Mark Matlock, the 30-year old candidate for Clapham and Brixton Hill, missed election night (coming fifth with around 1,700 votes) due to pneumonia. His absence, combined with ChatGPT-like pledges and an AI-assisted campaign photo that looks like someone has tried to recreate Elon Musk in The Sims, led some to believe the candidate was an AI creation planted by Nigel Farage’s party to increase vote share.
This cast doubt on other Reform candidates with no online footprint. Max Nelson, the Islington South hopeful, is represented by a featureless white face and lists no opinions, which would admittedly tick a lot of boxes for some Reform voters. Similar situations exist for Cardiff West’s Peter Hopkins and Croydon South’s Robert Bromley. Most of the party’s London candidates seem to be opinionless blank-faced blobs.
Matlock, it turns out, is real, and his would-be south London constituents could easily have tracked him down at his home in the Cotswolds, 90 miles away. He was just poorly on election night and had spent the previous month campaigning hard for south Londoners by knocking on doors for Farage, 70 miles away in Clacton.
Reform insists all 609 candidates are real, even if, like South Bristol candidate Richard Visick, they live in Gibraltar –1,700 miles away from the constituency he hoped to represent.
We must take Reform at their word. Electoral fraud is, after all, a serious offence. The story does, however, highlight a broader issue: in 2024, it’s increasingly hard to believe what we see.
AI-generated video has improved dramatically. Once, it was easy to spot the problems with the uncanny CGI Barack Obama or notice the mangled hands and haunted faces that characterised images created in picture generators like MidJourney or DALL-E. Those days are gone. TikTok’s Symphony lets advertisers create lifelike "digital influencers" — fictional attractive young people to endorse your product. A deepfake porn industry is growing rapidly.
AI voice cloning is cheap and accessible. Upload Harry Potter audiobook snippets, and Stephen Fry can promote your brand. Feed in Keir Starmer’s interview on the Today Programme, and suddenly the PM is insulting Scousers. OpenAI’s Sora allows video users to upload videos and edit the time, weather, or background elements. Suddenly an explosion from a Marvel movie is happening today, in central London, and spreading panic online. Remember January’s fake burning Eiffel Tower? That’s just the beginning.
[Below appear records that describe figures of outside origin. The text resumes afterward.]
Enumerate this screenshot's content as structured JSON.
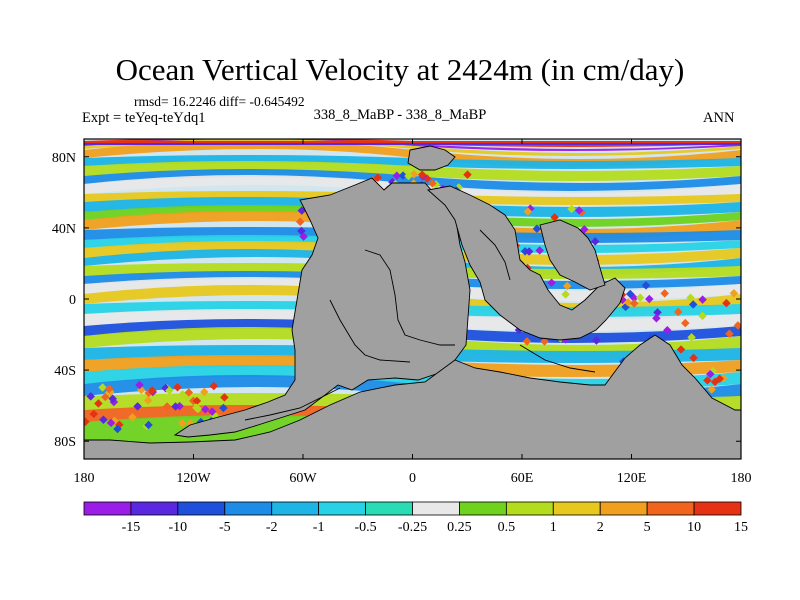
{
  "chart_data": {
    "type": "heatmap",
    "title": "Ocean Vertical Velocity at 2424m (in cm/day)",
    "stats_text": "rmsd= 16.2246 diff= -0.645492",
    "experiment_text": "Expt = teYeq-teYdq1",
    "subtitle": "338_8_MaBP - 338_8_MaBP",
    "season": "ANN",
    "x_ticks": [
      "180",
      "120W",
      "60W",
      "0",
      "60E",
      "120E",
      "180"
    ],
    "x_tick_values": [
      -180,
      -120,
      -60,
      0,
      60,
      120,
      180
    ],
    "y_ticks": [
      "80N",
      "40N",
      "0",
      "40S",
      "80S"
    ],
    "y_tick_values": [
      80,
      40,
      0,
      -40,
      -80
    ],
    "xlim": [
      -180,
      180
    ],
    "ylim": [
      -90,
      90
    ],
    "colorbar_labels": [
      "-15",
      "-10",
      "-5",
      "-2",
      "-1",
      "-0.5",
      "-0.25",
      "0.25",
      "0.5",
      "1",
      "2",
      "5",
      "10",
      "15"
    ],
    "colorbar_colors": [
      "#9a1ee6",
      "#5a28e0",
      "#1e50dc",
      "#1e8ce6",
      "#1eb4e6",
      "#28d2e6",
      "#2adcb4",
      "#e8e8e8",
      "#6ed21e",
      "#b4dc1e",
      "#e6c81e",
      "#f0a01e",
      "#f0641e",
      "#e63214"
    ],
    "land_color": "#a0a0a0"
  }
}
We all learn to trust our senses. But what happens when what we see and hear is so easily manipulated and easily shared on social media? While fielding non-existent candidates is illegal, fake campaign material isn’t. The Electoral Commission even warned about online misinformation at the start of the election campaign, particularly AI-created content, stating starkly that they "do not have legal powers to regulate the content of campaign material. No UK organisation does."
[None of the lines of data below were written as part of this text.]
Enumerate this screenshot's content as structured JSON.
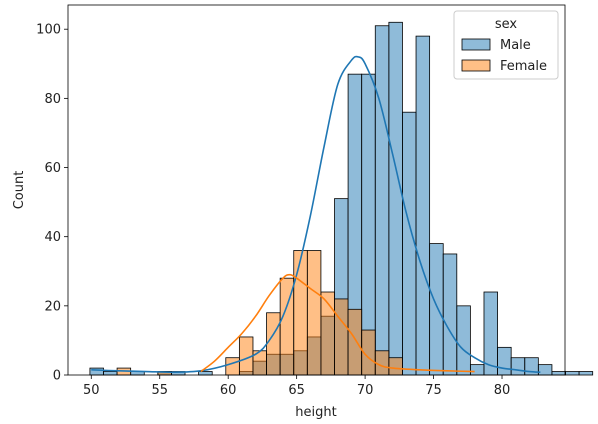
{
  "chart_data": {
    "type": "histogram",
    "xlabel": "height",
    "ylabel": "Count",
    "xlim": [
      48.3,
      84.6
    ],
    "ylim": [
      0,
      107
    ],
    "xticks": [
      50,
      55,
      60,
      65,
      70,
      75,
      80
    ],
    "yticks": [
      0,
      20,
      40,
      60,
      80,
      100
    ],
    "bin_start": 49.9,
    "bin_width": 0.9925,
    "grid": false,
    "legend": {
      "title": "sex",
      "placement": "top-right"
    },
    "series": [
      {
        "name": "Male",
        "color": "#1f77b4",
        "counts": [
          2,
          1,
          0,
          1,
          0,
          1,
          1,
          0,
          1,
          0,
          0,
          1,
          4,
          6,
          6,
          7,
          11,
          17,
          51,
          87,
          87,
          101,
          102,
          76,
          98,
          38,
          35,
          20,
          3,
          24,
          8,
          5,
          5,
          3,
          1,
          1,
          1
        ],
        "kde": [
          [
            50,
            1.5
          ],
          [
            52,
            1.2
          ],
          [
            54,
            1.0
          ],
          [
            56,
            0.8
          ],
          [
            58,
            1.2
          ],
          [
            60,
            3
          ],
          [
            62,
            6
          ],
          [
            63,
            10
          ],
          [
            64,
            17
          ],
          [
            65,
            29
          ],
          [
            66,
            46
          ],
          [
            67,
            66
          ],
          [
            68,
            84
          ],
          [
            69,
            91
          ],
          [
            69.5,
            92
          ],
          [
            70,
            90
          ],
          [
            71,
            80
          ],
          [
            72,
            64
          ],
          [
            73,
            47
          ],
          [
            74,
            33
          ],
          [
            75,
            22
          ],
          [
            76,
            14
          ],
          [
            77,
            8
          ],
          [
            78,
            5
          ],
          [
            79,
            3
          ],
          [
            80,
            2
          ],
          [
            81,
            1.5
          ],
          [
            82,
            1
          ],
          [
            82.8,
            0.8
          ]
        ]
      },
      {
        "name": "Female",
        "color": "#ff7f0e",
        "counts": [
          0,
          0,
          2,
          0,
          0,
          1,
          0,
          0,
          0,
          0,
          5,
          11,
          7,
          18,
          28,
          36,
          36,
          24,
          22,
          19,
          13,
          7,
          5,
          0,
          0,
          0,
          0,
          0,
          0,
          0,
          0,
          0,
          0,
          0,
          0,
          0,
          0
        ],
        "kde": [
          [
            58,
            1
          ],
          [
            59,
            4
          ],
          [
            60,
            8
          ],
          [
            61,
            12
          ],
          [
            62,
            17
          ],
          [
            63,
            23
          ],
          [
            64,
            28
          ],
          [
            64.5,
            29
          ],
          [
            65,
            28
          ],
          [
            66,
            25
          ],
          [
            67,
            22
          ],
          [
            68,
            17
          ],
          [
            69,
            12
          ],
          [
            70,
            6
          ],
          [
            71,
            3
          ],
          [
            72,
            2
          ],
          [
            74,
            1.5
          ],
          [
            76,
            1.2
          ],
          [
            78,
            1
          ]
        ]
      }
    ]
  }
}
Reform would face serious consequences for inventing candidates, but nothing legally prevents using AI to create campaign photos, write material, or produce video ads with nonexistent voters in fictional towns. This technology is here — Toys ‘R’ Us used OpenAI’s Sora for a recent TV ad.
We can no longer trust our eyes and ears. Remember Farage’s 2015 billboard "Breaking Point: The EU has failed us all", showing asylum seekers that were actually crossing the Slovenia/Croatia border? Now imagine a video controlling every aspect: fictional asylum seekers designed to conform to every racist stereotype, confirming reactionary fears, trudging into Dover to steal jobs and soak up benefits.
The Electoral Commission advises: "[Voters should] think critically about the information they see, before deciding whether to let it influence their vote. Voters should look for an imprint, showing who has paid for material to be created and promoted. This is a legal requirement for all election material."
We need new instincts to spot red flags and question digital assets. We must ask who’s posting content and what their agenda is. We need to become cynical. The misinformation crisis is here, and Mark Matlock’s AI-generated campaign photo could soon be the least of our concerns.